The authors develop an efficient, fully self-consistent $GW$+EDMFT implementation with a controlled double-counting scheme and ISDF compression, improving the description of screening in correlated materials.

Findings

Resolves overscreening issues in constrained-RPA approaches.

Achieves a Mott-insulating state in SrMnO$_3$ consistent with experiments.

Provides a predictive ab initio framework for strongly correlated materials.

Abstract

First-principles descriptions of correlated quantum materials require a simultaneous treatment of strong local many-body effects and nonlocal dynamical screening. We present an efficient fully self-consistent implementation of $GW$+EDMFT that combines nonlocal effects at the $GW$ level with a non-perturbative treatment of local correlations within extended dynamical mean-field theory (EDMFT), while providing a controlled double-counting prescription.
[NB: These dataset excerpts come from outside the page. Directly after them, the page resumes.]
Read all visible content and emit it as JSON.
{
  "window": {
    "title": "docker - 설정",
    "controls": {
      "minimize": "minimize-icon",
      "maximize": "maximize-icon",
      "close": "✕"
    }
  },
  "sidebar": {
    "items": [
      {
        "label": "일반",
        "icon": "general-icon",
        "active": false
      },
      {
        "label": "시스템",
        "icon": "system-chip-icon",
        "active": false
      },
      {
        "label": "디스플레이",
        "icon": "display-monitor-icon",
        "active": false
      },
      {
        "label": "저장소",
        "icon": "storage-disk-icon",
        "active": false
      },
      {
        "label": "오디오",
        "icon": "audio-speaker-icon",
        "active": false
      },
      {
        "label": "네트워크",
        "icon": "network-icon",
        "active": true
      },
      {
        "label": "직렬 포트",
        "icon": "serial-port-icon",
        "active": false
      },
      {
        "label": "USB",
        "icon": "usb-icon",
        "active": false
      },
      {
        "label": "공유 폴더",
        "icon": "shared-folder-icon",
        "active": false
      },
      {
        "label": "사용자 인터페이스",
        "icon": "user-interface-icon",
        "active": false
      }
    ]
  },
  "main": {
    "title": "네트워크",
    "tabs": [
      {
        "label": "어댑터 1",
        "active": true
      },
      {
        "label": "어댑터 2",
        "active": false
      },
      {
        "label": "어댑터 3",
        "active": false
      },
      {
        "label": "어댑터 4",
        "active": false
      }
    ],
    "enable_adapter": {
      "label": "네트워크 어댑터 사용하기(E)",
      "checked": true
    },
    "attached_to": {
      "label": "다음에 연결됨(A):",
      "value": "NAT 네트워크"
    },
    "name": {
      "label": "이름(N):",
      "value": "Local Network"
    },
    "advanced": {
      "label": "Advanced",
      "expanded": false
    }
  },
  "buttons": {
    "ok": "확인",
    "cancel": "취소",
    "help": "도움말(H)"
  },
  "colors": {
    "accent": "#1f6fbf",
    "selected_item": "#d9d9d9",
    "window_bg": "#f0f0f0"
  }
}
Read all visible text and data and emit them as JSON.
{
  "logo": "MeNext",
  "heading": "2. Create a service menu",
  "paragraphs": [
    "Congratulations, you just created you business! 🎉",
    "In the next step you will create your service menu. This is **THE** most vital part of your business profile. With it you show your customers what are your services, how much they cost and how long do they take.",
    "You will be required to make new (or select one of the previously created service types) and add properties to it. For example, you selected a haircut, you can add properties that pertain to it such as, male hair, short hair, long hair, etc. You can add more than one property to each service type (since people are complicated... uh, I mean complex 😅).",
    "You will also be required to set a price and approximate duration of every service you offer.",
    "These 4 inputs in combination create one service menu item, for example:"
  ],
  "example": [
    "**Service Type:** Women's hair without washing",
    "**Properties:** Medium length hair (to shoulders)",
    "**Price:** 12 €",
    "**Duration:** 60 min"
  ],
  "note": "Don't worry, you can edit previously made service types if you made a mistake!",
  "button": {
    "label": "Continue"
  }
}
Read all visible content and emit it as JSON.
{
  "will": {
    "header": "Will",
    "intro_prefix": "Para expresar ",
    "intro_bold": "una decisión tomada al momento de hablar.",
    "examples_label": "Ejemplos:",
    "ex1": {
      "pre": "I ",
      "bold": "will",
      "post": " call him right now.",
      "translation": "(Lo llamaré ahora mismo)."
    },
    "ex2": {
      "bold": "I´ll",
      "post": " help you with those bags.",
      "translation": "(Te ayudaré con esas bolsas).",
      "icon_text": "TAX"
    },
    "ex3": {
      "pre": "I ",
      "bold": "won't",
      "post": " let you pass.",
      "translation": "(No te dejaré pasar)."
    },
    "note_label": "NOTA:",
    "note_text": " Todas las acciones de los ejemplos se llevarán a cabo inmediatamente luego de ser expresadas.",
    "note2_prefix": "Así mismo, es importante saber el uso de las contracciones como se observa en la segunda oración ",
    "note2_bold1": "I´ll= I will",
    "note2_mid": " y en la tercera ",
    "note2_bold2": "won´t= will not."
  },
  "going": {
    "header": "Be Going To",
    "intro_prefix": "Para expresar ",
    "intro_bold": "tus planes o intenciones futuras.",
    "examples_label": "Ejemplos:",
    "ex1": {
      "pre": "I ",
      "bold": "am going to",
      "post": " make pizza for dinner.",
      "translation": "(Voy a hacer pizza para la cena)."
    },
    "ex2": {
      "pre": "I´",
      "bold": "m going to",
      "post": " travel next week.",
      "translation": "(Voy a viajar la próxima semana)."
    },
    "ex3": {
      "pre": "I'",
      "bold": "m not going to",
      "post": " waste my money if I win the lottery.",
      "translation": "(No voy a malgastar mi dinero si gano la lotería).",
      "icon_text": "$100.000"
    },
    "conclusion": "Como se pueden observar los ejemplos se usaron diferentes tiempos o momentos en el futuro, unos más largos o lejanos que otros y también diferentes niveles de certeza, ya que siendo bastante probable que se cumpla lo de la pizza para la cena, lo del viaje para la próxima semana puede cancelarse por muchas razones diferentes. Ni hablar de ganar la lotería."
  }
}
Crucially, self-consistency in both the Green's function and the dynamically screened interaction is essential to achieve a consistent description of screening processes across energy scales. The efficient computation of this self-consistent solution is enabled here by compressing two-particle correlation functions using interpolative separable density fitting (ISDF). Applying the scheme to the Mott insulator SrMnO$_3$ and the correlated metal LaNiO$_3$, we show that full self-consistency resolves the overscreening inherent to constrained-RPA approaches. By suppressing spurious low-energy screening channels, a Mott-insulating state in quantitative agreement with experiment is obtained for SrMnO$_3$. These results establish fully self-consistent $GW$+EDMFT as a predictive ab initio framework for strongly correlated quantum materials.